杉浦光子 SUGIURA MITSUKO

 

自宅を開放しての「わらべの家」の活動をはじめ、福祉活動と呼ばれることを肩肘張らず、好きにやってきた私。思えば遠くへ来たもんだ…と、ようやく立ちどまって振り返っている。そしていま私の生活をしめるのがホームヘルパーとしてお年寄りや障害のある人のもとへ顔を出すこと。ヘルパーになった動機は、地元で長年続けている「老いを考える会」のお年寄りから、「あんたみたいな人がヘルパーに来てくれるなら利用したいけど」と、よく言われていたからかもしれないが、実際は低額で受けられる2級研修の抽選にとおったから。
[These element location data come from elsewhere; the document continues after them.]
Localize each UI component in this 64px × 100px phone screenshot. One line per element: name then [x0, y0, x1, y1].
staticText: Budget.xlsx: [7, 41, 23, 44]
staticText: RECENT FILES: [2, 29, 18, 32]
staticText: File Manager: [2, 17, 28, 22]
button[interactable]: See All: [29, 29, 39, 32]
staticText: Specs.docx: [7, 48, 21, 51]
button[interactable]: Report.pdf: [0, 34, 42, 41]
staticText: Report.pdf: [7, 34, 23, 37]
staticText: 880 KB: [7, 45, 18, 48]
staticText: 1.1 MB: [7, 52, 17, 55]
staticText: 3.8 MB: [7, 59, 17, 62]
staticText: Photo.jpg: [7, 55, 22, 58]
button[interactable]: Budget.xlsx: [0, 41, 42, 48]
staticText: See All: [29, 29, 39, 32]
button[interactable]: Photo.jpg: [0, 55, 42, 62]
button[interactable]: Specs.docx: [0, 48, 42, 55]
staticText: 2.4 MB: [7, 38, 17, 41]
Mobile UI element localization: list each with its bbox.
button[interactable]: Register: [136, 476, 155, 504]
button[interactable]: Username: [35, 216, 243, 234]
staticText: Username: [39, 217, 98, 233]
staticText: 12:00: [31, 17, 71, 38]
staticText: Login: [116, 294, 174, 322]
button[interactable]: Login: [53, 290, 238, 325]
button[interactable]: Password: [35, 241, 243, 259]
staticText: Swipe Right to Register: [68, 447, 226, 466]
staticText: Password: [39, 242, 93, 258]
いつも私のやることは、成り行きまかせ、風まかせの感がある。

私のヘルパー事始めは、81歳のAさん(女性)の家事援助(介護保険前の自費の方)。2時間でやってほしい業務をメモ帳に箇条書きにして待っている。無駄な動きをしないように私の仕事ぶりを見張っている。2階を掃除するときは目覚まし時計を持たされ、時間を見計らってやれと言う。時折、「順調に進んでいますか?」と、階下から怒鳴る。最初は驚いたが、足が不自由で階段の上り下りが困難なこと、息子さんやお嫁さんとの確執、兄弟との折り合いの悪さ…あれこれ聞いていくうちに、Aさんの孤独感、さびしさが伝わってきて、どんな厳しい業務も笑ってこなすことができた。どこの事業所もそうかもしれないが、初心者の私を数年の経験者でとおしていた。しかし、Aさんは見抜いていたのかもしれない。

「あんたは、時々ヘマするし、まだまだ鍛えないといけない。でも、心根のいい人だ。仕事ができるだけじゃヘルパーはダメだ。あんたは、どこへ行っても喜ばれるよ。しっかりやりなさい」と、励ましてくれた。